Political heroine’s school discipline debate revived


Batil Joselevitz

Texas State Supreme Court Chief Justice Wallace B. Jefferson delivered a key note address at the Thomposon Conference Monday afternoon. The symposium was held in honor of Barbara Jordan Freedom Week

Sylvia Butanda

Not only a pioneer in Texas’ political and civil rights arenas, Houston native Barbara Jordan was also a faculty member at UT where she is remembered each year on her birthday.

Jordan will be celebrated during her birthday week with student-led events from Feb. 21 to Feb. 24. The Barbara Jordan Freedom Foundation began Jordan’s birthday week by commemorating her ideals as an educator in a symposium on the issue of school discipline Monday at the Thompson Conference Center. Law and education officials, as well as policy makers and concerned citizens, discussed proper ways of enforcing discipline at the forum.

Jordan, the first African-American elected senator in Texas and civil rights movement leader, held a 17-year career as a professor at the LBJ School of Public Affairs in the last years of her life.

Wil Flowers, former judge and current chair of the Barbara Jordan Freedom Association, said the Foundation was established to perpetuate issues that were extremely meaningful to Jordan such as education, children, juvenile justice and racial equity.

“The most memorable aspect of Barbara was her voice,” Flowers said.” We have chosen to have our inaugural project focus on the problems relating to school discipline. She would have lent her voice to call for change.”

Wallace Jefferson, Chief Justice of the Texas Supreme Court, was the keynote speaker at the symposium and said Jordan was an extraordinary leader and generous mentor. He said the purpose of the symposium was to carry out her mission.

Jefferson said the panels were held to shed light on the issues in the school discipline system that is driving students away from school and how Jordan would have been troubled by the current state of the juvenile justice system.

“Compassionate and driven, she worked to end injustice and wanted to ensure that all children would receive the type of education that makes tomorrow’s society better than today,” Jefferson said.

Michele Deitch, professor at the LBJ School of Public Affairs, moderated the first panel of the symposium, which explained the current state of the middle and high school disciplinary systems.

The first panel discussed research collected by justice and education officials which found a trend of a high number of ticket fines, suspensions and expulsions for discretionary violations dealing with the school’s student code of conduct.

“The symposium is to help understand the scope of the problem,” Deitch said. “We want to have a shared understanding of the issue and learn effective approaches other than suspending, expelling and ticketing kids.”

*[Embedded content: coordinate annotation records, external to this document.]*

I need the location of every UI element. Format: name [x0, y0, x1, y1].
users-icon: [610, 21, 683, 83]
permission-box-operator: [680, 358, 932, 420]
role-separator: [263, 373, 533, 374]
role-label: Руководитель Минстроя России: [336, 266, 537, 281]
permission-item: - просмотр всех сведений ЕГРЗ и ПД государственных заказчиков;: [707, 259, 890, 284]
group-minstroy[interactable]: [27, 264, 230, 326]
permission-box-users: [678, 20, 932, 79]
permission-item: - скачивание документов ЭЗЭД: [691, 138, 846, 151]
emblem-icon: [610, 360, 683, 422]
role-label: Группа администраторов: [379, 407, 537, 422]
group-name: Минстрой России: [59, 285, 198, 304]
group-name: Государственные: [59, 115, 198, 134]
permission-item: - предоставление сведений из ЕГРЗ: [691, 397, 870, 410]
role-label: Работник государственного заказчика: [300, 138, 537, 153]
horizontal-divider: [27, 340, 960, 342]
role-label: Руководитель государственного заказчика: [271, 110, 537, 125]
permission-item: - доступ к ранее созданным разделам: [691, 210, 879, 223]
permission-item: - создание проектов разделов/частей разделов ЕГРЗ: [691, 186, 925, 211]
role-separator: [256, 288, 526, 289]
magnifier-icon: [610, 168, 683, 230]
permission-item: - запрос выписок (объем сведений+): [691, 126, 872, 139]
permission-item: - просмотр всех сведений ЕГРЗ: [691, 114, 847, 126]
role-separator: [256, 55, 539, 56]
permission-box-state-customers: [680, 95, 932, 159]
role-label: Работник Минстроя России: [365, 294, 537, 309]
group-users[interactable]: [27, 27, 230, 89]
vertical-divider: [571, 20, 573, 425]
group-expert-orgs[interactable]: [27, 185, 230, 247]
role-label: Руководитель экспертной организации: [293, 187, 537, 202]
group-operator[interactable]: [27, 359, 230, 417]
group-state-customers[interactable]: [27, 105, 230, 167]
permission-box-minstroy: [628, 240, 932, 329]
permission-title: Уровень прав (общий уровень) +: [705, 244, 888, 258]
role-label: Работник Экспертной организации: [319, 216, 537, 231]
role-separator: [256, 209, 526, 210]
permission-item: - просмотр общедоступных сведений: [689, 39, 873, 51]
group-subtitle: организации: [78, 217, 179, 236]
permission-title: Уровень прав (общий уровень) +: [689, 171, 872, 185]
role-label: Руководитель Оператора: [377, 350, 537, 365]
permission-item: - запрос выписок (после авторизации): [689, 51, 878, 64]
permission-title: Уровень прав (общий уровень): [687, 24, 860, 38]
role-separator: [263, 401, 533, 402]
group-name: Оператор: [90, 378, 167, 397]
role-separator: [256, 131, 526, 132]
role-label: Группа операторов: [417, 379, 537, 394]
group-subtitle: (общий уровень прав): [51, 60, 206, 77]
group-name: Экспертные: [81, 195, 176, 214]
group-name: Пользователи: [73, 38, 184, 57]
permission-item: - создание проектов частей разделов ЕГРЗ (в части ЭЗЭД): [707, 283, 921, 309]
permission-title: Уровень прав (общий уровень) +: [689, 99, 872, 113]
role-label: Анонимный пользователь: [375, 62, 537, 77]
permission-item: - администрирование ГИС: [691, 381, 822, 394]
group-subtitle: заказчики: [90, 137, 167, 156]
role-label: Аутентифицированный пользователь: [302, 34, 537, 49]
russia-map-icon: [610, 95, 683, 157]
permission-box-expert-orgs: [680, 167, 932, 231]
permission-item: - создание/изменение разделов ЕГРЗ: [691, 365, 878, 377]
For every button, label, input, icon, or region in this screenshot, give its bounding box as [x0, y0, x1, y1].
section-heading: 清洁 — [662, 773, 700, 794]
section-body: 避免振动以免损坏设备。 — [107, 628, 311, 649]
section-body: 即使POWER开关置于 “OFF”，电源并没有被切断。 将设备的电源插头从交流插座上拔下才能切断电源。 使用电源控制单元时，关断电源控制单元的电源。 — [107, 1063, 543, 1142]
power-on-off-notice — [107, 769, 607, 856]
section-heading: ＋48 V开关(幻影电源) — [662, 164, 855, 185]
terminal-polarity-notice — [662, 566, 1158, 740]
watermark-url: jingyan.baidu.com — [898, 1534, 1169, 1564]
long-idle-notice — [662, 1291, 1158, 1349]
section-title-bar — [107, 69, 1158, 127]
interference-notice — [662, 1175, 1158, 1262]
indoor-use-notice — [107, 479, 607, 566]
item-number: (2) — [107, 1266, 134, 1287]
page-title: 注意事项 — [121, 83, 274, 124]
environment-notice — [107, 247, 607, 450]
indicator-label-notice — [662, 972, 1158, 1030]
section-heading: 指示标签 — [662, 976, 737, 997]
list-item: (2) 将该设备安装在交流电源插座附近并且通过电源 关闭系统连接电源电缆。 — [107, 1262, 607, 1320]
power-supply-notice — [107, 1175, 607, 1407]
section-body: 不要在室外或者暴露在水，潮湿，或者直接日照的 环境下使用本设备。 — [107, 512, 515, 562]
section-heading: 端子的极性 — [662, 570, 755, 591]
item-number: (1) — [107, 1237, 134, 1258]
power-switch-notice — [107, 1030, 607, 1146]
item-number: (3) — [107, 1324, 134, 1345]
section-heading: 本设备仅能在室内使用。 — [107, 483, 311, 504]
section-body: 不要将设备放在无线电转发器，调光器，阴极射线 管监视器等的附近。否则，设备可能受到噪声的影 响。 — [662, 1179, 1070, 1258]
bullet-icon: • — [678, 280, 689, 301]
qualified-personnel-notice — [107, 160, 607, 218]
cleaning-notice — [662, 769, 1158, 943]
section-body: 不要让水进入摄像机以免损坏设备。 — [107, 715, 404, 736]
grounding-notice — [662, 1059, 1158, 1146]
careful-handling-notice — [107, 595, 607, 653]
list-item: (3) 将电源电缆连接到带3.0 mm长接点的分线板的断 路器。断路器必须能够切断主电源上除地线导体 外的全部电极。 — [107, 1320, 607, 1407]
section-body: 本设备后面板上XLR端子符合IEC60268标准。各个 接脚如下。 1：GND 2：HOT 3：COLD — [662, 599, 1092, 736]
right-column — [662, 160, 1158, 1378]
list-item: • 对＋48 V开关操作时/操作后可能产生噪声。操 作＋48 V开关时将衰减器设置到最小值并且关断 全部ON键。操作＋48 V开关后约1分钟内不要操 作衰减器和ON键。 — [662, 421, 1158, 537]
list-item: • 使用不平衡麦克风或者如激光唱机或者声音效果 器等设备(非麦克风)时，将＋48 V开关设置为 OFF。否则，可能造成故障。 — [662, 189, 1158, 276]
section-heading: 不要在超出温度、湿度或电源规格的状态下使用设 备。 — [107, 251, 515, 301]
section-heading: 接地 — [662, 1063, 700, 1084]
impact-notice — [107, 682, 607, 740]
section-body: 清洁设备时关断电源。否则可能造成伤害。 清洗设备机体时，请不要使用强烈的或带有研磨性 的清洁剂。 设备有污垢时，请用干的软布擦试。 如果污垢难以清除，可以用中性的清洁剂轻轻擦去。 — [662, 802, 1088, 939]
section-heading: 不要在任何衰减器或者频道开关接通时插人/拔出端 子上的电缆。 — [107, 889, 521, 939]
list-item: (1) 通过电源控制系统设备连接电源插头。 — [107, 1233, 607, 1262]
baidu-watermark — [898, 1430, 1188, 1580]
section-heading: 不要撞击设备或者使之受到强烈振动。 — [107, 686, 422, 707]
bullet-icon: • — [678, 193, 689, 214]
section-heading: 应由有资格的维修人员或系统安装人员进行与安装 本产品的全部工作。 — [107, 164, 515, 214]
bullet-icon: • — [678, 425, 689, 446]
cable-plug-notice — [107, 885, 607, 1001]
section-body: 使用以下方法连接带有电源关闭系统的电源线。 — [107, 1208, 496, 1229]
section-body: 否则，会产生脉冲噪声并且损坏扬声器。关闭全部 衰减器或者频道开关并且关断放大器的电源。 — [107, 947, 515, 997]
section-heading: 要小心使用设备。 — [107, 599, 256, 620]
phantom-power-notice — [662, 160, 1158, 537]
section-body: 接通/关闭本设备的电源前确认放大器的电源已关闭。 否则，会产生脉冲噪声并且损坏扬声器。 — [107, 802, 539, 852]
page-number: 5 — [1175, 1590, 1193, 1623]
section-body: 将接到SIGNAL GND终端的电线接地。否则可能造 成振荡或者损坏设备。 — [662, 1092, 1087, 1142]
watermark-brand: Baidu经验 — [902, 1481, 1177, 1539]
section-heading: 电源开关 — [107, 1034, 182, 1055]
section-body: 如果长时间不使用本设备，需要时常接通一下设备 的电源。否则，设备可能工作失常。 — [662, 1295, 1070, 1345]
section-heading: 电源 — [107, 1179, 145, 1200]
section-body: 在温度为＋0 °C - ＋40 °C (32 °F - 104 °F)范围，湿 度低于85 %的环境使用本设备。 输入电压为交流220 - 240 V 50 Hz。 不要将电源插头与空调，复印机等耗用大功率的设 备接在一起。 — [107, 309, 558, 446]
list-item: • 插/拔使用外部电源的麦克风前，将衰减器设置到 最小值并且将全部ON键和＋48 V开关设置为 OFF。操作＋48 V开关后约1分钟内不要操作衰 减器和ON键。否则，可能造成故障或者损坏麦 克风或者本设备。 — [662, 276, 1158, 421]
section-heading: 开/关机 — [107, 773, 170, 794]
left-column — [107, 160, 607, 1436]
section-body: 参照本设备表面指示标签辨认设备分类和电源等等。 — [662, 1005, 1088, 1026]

Other panels discussed effective intervention methods for misbehaving students and the implementation of reforms at the school district level in order to shift the culture surrounding school discipline.

The 16th annual Barbara Jordan National Forum, hosted by the LBJ School of Public Affairs, will continue throughout the week. The theme of the discussions this week are based on a quote from her famous keynote address to the 1976 Democratic Convention, “We the People: The America we Pursue, Empowering People Through Collaboration and Ethical Leadership to Create Innovative Solutions.”